Digital Asset Holdings is betting $2 billion that privacy-first tokenization infrastructure is worth more than the entire market currently thinks it is.
The Summary
- Digital Asset Holdings is raising $300M at a $2B valuation, with a16z Crypto leading the round
- The raise comes less than a year after a previous nine-figure funding round, signaling accelerated momentum in institutional tokenization
- Canton Network powers privacy-preserving interoperability for real-world assets, the infrastructure layer institutions actually need to move trillions on-chain
The Signal
Digital Asset Holdings, the company behind Canton Network, is in talks to raise $300 million at a $2 billion valuation according to Bloomberg. a16z Crypto is leading the round, which comes less than a year after the company closed its last nine-figure funding round. The timing tells you something. When a company raises twice in twelve months at this scale, either they're burning money badly or they've hit product-market fit and need capital to scale infrastructure ahead of demand.
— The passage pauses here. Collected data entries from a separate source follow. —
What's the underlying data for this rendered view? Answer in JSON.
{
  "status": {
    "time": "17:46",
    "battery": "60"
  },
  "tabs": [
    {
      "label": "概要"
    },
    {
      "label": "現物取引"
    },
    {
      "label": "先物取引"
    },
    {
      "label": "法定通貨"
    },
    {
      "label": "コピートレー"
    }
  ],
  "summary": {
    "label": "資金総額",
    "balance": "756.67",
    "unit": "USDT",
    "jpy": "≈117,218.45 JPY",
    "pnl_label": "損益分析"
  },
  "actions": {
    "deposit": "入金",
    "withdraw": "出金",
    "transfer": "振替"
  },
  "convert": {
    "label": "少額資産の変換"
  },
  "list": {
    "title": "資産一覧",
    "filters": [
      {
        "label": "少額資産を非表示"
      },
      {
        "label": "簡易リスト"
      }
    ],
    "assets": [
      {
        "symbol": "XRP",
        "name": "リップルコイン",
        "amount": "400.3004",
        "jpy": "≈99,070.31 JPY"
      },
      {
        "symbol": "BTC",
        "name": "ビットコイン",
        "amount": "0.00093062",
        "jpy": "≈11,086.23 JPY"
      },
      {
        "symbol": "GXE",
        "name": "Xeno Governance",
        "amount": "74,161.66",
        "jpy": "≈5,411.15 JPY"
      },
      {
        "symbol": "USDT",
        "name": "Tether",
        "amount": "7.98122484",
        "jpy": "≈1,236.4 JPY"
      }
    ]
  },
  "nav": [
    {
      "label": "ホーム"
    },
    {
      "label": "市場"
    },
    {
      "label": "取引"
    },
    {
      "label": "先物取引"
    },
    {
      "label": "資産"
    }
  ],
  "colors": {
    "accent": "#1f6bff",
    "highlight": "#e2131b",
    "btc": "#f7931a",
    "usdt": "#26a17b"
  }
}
Canton Network isn't trying to be another public blockchain competing on transaction speed or meme coin trading volume. It's privacy-first interoperability infrastructure for tokenized real-world assets. Think: Goldman Sachs wants to tokenize bonds, Deutsche Bank wants to tokenize securities, and neither wants the other seeing their order books or settlement data on a transparent ledger. Canton lets them transact together while keeping proprietary information private.
"When institutional players move trillions on-chain, they need privacy guarantees, not blockchain theater."
The real signal here is a16z Crypto writing the check. They've been methodical about infrastructure bets, not chasing consumer crypto hype. Their thesis appears to be that the institutional tokenization wave needs privacy-preserving rails before it scales. Public blockchains work for NFTs and DeFi degens. Banks moving $10 trillion in global securities settlement need something else entirely.
The $2B valuation is either wildly optimistic or remarkably conservative, depending on how you model the total addressable market. If Canton captures even 1% of global securities settlement moving on-chain over the next decade, $2B looks cheap. If institutions decide they'd rather build proprietary systems or wait another five years, it looks expensive. The speed of this second raise suggests Digital Asset has customer traction beyond pilot programs and proof-of-concepts.
The Implication
Watch who else joins this round. If you see traditional finance VCs or strategic investors from custody, clearing, or settlement infrastructure, that's confirmation the institutional money is moving from "blockchain curious" to "blockchain committed." The privacy layer for tokenized assets isn't a nice-to-have anymore. It's table stakes for trillions in real capital flow.
For builders in the RWA space, this validates the infrastructure thesis. The bottleneck isn't tokenization technology anymore. It's privacy-preserving interoperability that lets institutions transact at scale without exposing competitive data. That's the unlock.